La poursuite du bail commercial : c'est l'administrateur judiciaire ou le liquidateur judiciaire, suivant le type de procédure, qui décide de la poursuite ou non du bail commercial.
Le bail doit être en cours au jour de l'ouverture de la procédure, et le locataire doit disposer des fonds nécessaires pour payer les loyers.
Le bailleur n'est pas nécessairement informé de la décision de l'administrateur ou du liquidateur, elle s'impose à lui. Il peut envoyer une mise en demeure à ces derniers pour connaître le sort du bail, mais l'absence de réponse n'entraîne pas la résiliation du bail.
Le bailleur ne peut pas s'opposer à la décision de poursuite et ce, même si le locataire a des arriérés de loyers à la date d'ouverture de la procédure.
Le bail se poursuit aux conditions contractuelles du bail en cours, ce qui suppose le paiement régulier des loyers et le respect des charges et conditions, notamment la destination, du bail.
La cession du bail commercial : le tribunal de commerce peut, dans le cadre d'un plan de cession ou d'une liquidation judiciaire, décider de céder l'entreprise objet de la procédure.
En plan de cession, le tribunal retient les contrats nécessaires au maintien de l'activité dont fait partie en principe le droit au bail commercial. Les clauses du contrat qui concernent la cession du droit au bail (accord du bailleur, garantie solidaire de paiement de loyers, droit de préemption des communes, etc.) ne s'appliquent pas.
Le repreneur est tenu d'exécuter le bail en vigueur au jour de l'ouverture de la procédure.
Dans le cadre d'une liquidation judiciaire, c'est le juge-commissaire qui autorise la cession.
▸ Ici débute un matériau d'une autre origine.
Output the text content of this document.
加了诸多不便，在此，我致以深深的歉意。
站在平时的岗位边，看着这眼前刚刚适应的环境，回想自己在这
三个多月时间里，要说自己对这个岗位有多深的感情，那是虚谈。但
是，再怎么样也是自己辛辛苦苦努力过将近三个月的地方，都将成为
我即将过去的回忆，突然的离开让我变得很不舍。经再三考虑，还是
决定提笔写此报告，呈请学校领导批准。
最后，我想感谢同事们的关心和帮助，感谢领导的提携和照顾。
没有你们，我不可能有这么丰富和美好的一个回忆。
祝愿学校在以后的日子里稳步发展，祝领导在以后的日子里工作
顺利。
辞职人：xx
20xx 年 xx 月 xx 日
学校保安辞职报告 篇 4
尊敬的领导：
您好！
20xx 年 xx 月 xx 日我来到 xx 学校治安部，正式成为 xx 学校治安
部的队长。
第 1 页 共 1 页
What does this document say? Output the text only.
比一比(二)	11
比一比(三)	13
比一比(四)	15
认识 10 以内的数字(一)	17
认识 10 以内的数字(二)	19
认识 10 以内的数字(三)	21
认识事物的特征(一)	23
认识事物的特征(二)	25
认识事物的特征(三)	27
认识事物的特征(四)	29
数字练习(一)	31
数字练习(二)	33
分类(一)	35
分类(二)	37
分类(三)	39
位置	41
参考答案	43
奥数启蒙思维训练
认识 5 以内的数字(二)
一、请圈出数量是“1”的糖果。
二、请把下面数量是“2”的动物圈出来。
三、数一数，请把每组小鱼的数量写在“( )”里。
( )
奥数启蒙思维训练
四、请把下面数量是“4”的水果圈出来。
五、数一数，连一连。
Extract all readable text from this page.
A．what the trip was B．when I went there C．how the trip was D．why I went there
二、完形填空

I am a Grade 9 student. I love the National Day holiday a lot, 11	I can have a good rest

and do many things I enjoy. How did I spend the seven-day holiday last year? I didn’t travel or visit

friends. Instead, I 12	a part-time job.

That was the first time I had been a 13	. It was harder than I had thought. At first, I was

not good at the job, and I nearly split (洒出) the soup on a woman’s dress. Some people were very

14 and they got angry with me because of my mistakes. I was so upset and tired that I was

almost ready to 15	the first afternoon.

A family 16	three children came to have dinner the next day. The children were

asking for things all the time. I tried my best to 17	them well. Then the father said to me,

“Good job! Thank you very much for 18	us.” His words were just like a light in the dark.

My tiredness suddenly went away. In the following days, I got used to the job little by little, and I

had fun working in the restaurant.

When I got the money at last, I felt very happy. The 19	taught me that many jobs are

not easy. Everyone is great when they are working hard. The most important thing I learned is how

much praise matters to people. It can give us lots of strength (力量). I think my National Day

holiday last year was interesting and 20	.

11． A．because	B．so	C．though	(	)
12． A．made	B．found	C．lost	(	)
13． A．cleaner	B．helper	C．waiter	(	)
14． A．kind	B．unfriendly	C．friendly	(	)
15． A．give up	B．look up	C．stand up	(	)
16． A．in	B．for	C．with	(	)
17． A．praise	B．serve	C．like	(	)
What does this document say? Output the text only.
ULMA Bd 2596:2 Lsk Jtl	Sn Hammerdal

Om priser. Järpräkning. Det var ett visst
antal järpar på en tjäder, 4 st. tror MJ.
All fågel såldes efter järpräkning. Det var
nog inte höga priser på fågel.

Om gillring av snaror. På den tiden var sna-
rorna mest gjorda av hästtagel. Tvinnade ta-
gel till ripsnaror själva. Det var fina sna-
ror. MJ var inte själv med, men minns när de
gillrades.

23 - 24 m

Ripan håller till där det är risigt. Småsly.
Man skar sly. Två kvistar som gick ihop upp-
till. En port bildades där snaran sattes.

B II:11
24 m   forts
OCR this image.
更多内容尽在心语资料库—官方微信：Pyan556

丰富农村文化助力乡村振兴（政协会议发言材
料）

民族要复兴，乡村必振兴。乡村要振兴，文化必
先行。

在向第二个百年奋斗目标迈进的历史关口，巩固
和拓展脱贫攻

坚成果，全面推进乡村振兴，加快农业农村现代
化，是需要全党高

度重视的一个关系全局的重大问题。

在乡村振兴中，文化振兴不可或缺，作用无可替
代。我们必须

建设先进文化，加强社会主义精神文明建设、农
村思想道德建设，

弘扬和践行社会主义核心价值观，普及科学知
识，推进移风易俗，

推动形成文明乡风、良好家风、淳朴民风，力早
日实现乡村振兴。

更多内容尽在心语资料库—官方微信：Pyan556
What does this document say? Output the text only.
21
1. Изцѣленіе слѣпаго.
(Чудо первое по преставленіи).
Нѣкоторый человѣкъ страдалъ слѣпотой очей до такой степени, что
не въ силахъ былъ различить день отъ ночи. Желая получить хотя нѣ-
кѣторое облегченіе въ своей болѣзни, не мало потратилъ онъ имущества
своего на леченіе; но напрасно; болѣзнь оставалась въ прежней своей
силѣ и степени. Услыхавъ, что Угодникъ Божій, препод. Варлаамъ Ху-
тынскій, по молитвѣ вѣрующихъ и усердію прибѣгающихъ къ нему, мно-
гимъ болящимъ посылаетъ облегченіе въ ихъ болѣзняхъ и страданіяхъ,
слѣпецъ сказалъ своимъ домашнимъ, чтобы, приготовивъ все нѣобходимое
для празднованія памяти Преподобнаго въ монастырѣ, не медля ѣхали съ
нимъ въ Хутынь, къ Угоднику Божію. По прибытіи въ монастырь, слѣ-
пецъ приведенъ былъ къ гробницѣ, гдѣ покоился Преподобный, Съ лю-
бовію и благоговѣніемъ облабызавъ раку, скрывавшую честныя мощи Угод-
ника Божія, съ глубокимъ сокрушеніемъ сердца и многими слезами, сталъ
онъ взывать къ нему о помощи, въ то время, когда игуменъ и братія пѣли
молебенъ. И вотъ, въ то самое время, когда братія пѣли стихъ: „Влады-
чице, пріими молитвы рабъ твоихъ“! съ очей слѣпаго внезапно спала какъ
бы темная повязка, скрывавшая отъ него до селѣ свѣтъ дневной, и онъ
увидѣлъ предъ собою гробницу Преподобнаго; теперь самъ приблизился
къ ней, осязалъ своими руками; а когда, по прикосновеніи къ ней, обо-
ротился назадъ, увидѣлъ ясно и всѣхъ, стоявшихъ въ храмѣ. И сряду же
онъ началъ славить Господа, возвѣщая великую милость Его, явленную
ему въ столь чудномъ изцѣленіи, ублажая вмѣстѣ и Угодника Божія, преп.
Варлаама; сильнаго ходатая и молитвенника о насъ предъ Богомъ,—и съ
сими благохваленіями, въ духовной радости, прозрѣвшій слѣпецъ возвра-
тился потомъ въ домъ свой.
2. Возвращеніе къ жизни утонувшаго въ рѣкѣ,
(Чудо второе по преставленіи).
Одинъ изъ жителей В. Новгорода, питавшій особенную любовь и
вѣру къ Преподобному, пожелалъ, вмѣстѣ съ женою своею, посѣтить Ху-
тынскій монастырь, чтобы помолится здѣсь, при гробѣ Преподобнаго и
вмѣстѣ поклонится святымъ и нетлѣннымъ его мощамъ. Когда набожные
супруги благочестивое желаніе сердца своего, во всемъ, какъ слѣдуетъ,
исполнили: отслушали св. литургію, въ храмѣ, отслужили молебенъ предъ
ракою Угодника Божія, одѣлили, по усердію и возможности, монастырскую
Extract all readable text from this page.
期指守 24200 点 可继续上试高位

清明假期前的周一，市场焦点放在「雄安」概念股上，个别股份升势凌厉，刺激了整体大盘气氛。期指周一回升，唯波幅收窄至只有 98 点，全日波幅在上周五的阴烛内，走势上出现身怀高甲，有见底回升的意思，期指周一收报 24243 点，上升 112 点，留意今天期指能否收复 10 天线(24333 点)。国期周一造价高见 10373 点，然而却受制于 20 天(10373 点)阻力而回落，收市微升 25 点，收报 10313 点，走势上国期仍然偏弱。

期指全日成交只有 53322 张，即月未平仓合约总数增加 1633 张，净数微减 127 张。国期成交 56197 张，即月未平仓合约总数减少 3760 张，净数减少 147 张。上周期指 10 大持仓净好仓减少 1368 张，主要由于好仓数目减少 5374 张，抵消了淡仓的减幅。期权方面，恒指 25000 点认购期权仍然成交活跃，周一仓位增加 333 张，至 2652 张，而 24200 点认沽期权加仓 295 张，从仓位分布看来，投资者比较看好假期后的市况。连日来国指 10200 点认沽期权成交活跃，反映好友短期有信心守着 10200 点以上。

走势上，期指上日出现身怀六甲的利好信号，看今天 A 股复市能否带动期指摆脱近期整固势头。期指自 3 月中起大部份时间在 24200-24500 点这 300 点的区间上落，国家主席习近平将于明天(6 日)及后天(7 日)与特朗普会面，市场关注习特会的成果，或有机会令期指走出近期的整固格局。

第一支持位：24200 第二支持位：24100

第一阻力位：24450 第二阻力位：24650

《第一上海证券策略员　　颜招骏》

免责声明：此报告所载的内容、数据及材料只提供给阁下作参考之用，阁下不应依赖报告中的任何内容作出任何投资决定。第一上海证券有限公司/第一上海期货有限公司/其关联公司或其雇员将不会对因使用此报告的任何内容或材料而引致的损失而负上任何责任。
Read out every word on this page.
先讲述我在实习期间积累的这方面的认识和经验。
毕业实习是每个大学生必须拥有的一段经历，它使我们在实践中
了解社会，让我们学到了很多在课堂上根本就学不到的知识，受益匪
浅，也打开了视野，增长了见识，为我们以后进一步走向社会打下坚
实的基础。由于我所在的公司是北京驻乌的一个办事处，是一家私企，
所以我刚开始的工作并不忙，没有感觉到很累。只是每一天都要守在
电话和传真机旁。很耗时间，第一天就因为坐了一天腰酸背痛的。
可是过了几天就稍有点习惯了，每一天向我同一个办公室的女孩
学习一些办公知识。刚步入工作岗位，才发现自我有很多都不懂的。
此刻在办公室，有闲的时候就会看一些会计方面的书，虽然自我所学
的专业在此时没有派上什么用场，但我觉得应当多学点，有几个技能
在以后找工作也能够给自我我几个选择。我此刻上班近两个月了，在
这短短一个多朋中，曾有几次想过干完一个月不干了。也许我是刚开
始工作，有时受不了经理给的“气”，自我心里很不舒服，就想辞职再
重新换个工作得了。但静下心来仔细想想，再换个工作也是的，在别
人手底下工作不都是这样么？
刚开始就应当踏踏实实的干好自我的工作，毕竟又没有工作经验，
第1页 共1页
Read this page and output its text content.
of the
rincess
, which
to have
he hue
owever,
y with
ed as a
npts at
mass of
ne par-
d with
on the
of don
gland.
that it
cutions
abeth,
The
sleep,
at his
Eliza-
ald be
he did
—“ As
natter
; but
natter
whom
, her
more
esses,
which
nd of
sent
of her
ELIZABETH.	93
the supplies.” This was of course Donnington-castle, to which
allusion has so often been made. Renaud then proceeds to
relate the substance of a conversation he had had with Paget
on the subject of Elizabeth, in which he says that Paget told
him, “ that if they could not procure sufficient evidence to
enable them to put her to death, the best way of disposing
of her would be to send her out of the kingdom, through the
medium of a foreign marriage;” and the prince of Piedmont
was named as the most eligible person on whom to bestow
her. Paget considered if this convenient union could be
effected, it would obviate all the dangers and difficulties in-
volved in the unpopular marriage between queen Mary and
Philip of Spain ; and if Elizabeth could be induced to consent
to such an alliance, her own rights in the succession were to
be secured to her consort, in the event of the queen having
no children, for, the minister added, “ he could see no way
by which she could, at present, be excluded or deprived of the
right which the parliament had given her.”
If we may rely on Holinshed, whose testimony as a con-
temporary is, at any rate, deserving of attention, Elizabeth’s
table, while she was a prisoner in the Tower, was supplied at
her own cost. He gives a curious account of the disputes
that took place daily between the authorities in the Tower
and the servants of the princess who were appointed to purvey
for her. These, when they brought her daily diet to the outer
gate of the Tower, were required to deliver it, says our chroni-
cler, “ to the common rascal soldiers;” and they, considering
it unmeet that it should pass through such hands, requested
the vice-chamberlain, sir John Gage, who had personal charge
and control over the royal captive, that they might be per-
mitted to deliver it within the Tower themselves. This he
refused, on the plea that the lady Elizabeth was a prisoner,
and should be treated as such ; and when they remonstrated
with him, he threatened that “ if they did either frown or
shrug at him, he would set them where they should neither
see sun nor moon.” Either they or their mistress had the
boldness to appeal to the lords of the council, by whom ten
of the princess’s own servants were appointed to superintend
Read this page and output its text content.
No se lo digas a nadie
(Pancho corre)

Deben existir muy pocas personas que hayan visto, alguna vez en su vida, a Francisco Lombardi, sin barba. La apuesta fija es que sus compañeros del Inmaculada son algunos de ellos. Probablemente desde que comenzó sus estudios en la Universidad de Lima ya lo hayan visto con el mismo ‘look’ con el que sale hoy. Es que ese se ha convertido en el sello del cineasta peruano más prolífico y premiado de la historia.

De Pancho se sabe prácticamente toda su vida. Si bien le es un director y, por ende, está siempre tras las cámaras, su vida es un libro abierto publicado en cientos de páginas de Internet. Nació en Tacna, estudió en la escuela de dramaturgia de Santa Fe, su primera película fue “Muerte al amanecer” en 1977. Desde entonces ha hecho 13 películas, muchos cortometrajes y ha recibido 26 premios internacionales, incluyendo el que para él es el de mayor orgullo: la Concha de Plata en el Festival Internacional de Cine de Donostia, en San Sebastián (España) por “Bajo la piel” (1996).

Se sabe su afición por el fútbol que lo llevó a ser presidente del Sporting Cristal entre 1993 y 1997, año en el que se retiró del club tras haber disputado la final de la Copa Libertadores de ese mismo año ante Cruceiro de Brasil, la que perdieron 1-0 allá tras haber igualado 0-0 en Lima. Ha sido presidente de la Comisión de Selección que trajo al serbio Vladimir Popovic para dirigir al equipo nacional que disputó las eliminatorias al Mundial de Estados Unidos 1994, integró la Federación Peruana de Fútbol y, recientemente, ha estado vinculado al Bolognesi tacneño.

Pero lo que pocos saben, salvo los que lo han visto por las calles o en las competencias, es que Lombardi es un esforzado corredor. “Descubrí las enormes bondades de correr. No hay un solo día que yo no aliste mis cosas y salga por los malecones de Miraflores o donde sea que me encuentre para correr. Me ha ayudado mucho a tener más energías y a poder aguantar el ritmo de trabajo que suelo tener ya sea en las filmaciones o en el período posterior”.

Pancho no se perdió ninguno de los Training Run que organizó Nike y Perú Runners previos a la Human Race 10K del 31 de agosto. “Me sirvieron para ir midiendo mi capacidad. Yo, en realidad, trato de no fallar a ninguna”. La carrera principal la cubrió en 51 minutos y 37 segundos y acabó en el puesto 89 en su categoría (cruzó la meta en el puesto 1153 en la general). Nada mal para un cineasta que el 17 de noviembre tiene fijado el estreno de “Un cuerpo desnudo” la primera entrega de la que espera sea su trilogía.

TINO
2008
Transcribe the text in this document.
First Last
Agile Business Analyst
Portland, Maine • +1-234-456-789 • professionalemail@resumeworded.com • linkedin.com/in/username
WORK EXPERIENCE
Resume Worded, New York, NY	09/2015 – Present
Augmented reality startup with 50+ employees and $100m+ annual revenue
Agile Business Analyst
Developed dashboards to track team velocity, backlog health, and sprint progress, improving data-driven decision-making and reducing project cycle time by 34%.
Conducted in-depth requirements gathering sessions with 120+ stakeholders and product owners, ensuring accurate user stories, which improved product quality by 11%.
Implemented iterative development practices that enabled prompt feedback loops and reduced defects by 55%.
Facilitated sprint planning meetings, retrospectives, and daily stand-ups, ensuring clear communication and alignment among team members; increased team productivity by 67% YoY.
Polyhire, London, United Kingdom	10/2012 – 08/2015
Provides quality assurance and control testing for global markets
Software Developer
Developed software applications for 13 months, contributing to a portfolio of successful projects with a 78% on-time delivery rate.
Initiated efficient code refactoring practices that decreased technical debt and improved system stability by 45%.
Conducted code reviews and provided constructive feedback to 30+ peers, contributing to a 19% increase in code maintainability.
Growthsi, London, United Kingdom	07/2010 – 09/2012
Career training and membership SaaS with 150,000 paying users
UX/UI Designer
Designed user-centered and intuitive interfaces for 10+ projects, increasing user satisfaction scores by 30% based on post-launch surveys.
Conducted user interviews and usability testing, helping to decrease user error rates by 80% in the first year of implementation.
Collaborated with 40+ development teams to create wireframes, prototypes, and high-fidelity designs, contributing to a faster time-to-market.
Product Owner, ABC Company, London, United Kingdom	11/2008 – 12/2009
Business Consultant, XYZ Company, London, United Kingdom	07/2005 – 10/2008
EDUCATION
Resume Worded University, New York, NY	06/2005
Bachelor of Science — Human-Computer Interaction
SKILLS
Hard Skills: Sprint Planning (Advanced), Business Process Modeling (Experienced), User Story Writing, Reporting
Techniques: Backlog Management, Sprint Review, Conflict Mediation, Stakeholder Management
Le liquidateur dûment autorisé peut céder le droit au bail, en respectant les clauses du bail relatives à la cession : clause d'agrément du cessionnaire, purge du droit de préemption des communes. En revanche, la clause de solidarité du cédant ne s'applique pas.
La résiliation du bail commercial : le bail peut être résilié à la demande de l'administrateur, du liquidateur ou du bailleur.
En cas de procédure de sauvegarde ou de redressement judiciaire, l'administrateur peut décider, sans devoir en justifier, de résilier le bail commercial et ce, même si les loyers peuvent être payés.
En revanche, si les loyers ne peuvent pas être payés, il doit résilier le bail, sous peine d'engager sa responsabilité.
La résiliation prend effet au jour où le bailleur est informé de la décision de l'administrateur judiciaire.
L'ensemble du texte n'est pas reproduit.